Test-Time Scaling (TTS) is a crucial technique for enhancing the performance of LLMs by leveraging additional computational resources during inference. Despite its potential, there has been little systematic analysis of how policy models, Process Reward Models (PRMs), and problem complexity influence TTS, limiting its practical application. TTS can be categorized into Internal TTS, which encourages step-by-step reasoning through extended Chain-of-Thought (CoT) processes, and External TTS, which enhances performance using sampling or search-based methods with fixed models. The key challenge in External TTS lies in optimizing computational allocation for different tasks. Current methods employ PRMs to guide answer selection and scale test-time computation efficiently. However, a comprehensive evaluation of how factors impact TTS strategies remains unexplored, restricting the community’s understanding of optimal computation scaling for LLMs.
Prior research has explored multiple strategies to enhance LLM performance, including majority voting, search-based approaches, and self-refinement techniques. Test-time methods such as CoT prompting, self-verification, and external tool integration have proven effective in improving reasoning without modifying model parameters. PRMs, which outperform Output Reward Models (ORMs), significantly refine LLM-generated outputs. Recent advancements in PRMs focus on efficient data collection methods, implicit rewards, and advanced ranking techniques to improve mathematical reasoning. Tools like ProcessBench and PRMBench have been developed to facilitate benchmarking and evaluate PRM effectiveness. The evolution of PRMs and TTS strategies underscores the need for systematic research to optimize inference-time computation and enhance LLM capabilities across diverse tasks.
Researchers from Shanghai AI Laboratory, Tsinghua University, Harbin Institute of Technology, and BUPT investigate the impact of policy models, PRMs, and problem complexity on TTS through extensive experiments on MATH-500 and AIME24 tasks. Their findings show that compute-optimal TTS strategies depend on these factors, allowing smaller models (e.g., 1B, 3B, 7B) to outperform larger ones (e.g., 405B, GPT-4o, DeepSeek-R1) with greater efficiency. The study emphasizes the importance of reward-aware TTS for optimal scaling, demonstrating that strategic test-time computation significantly enhances LLM reasoning abilities across different architectures and task complexities.

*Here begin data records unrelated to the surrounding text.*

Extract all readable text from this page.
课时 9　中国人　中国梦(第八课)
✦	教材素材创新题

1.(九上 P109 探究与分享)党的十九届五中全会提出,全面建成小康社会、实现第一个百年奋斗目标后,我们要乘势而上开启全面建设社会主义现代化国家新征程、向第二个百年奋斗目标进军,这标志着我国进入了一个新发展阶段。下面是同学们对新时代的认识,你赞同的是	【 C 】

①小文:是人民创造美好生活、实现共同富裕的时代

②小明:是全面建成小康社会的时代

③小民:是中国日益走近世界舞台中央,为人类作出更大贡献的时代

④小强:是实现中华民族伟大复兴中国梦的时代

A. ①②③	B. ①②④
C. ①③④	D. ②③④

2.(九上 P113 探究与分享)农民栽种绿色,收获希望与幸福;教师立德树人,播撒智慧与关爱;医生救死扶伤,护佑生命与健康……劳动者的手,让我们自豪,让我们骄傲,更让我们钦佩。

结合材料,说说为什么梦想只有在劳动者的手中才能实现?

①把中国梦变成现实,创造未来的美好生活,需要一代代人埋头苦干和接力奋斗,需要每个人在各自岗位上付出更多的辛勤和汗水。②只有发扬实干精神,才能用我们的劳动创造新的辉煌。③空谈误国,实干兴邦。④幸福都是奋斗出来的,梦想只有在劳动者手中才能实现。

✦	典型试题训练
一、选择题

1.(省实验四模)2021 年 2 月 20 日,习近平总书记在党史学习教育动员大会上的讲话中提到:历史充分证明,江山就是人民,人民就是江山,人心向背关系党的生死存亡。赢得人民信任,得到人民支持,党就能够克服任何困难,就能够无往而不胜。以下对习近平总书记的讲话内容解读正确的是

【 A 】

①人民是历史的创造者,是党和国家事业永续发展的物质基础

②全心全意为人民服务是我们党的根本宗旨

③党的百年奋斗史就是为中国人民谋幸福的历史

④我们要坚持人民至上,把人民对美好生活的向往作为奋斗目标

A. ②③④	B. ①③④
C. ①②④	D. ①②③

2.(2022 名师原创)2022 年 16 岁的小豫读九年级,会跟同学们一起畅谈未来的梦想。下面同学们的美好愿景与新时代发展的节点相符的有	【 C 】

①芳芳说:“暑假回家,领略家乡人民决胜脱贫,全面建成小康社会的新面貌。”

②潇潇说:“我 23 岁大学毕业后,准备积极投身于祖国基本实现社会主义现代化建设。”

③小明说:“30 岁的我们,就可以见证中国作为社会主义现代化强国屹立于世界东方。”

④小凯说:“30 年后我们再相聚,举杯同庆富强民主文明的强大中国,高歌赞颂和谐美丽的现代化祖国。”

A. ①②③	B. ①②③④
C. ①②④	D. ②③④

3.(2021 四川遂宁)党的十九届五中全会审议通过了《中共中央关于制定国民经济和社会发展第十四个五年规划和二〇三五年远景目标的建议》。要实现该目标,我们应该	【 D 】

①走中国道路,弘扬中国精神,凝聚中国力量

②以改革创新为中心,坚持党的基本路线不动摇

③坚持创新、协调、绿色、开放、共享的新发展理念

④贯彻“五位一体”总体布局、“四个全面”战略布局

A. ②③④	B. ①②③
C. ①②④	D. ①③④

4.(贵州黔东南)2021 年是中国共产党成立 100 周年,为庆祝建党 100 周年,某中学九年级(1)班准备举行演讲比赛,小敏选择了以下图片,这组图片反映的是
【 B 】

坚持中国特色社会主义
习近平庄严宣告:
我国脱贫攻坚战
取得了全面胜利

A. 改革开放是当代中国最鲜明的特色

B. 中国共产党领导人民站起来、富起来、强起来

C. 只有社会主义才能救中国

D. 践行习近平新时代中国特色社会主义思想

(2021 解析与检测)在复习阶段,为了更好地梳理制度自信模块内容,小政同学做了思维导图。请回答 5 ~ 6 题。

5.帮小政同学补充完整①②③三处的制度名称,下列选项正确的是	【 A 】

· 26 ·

Compute-optimal TTS optimally distributes computational resources for each problem. Prior approaches rely on PRMs as verifiers, either trained on the same policy model (on-policy) or a different one (offline). On-policy PRMs yield more accurate rewards, while offline PRMs face out-of-distribution challenges. Given the high cost of training PRMs per model, a general approach is needed. Experiments show that rewards significantly influence TTS performance. Thus, a reward-aware strategy is proposed, integrating rewards into compute allocation. Additionally, problem difficulty is better assessed using absolute thresholds rather than quantiles for more effective scaling strategies.
The study examines the effectiveness of Compute-Optimal TTS in enhancing the performance of small policy models compared to larger ones. Experiments assess whether TTS allows smaller models to outperform larger ones, improve upon CoT and majority voting, and surpass long-CoT methods. Findings reveal that small models using compute-optimal TTS can outperform significantly larger models on MATH-500 and AIME24 tasks. TTS improves efficiency by up to 256× compared to majority voting and boosts reasoning by 154.6% over CoT. Moreover, TTS outperforms several long-CoT-based methods, demonstrating its effectiveness in enhancing LLM reasoning capabilities.
In conclusion, the study examines compute-optimal TTS across various policy models, PRMs, and task complexities. Findings highlight that smaller models can surpass larger ones using optimized TTS, with a 1B model outperforming a 405B model. A 7B PRM also effectively supervises a 72B policy model, emphasizing a shift towards “weak-to-strong” supervision. Future work should focus on improving supervision methods for enhanced reasoning. While results are based on mathematical tasks, expanding TTS to coding and chemistry remains unexplored. These insights underscore TTS’s potential to refine LLM efficiency and adaptability across diverse challenges.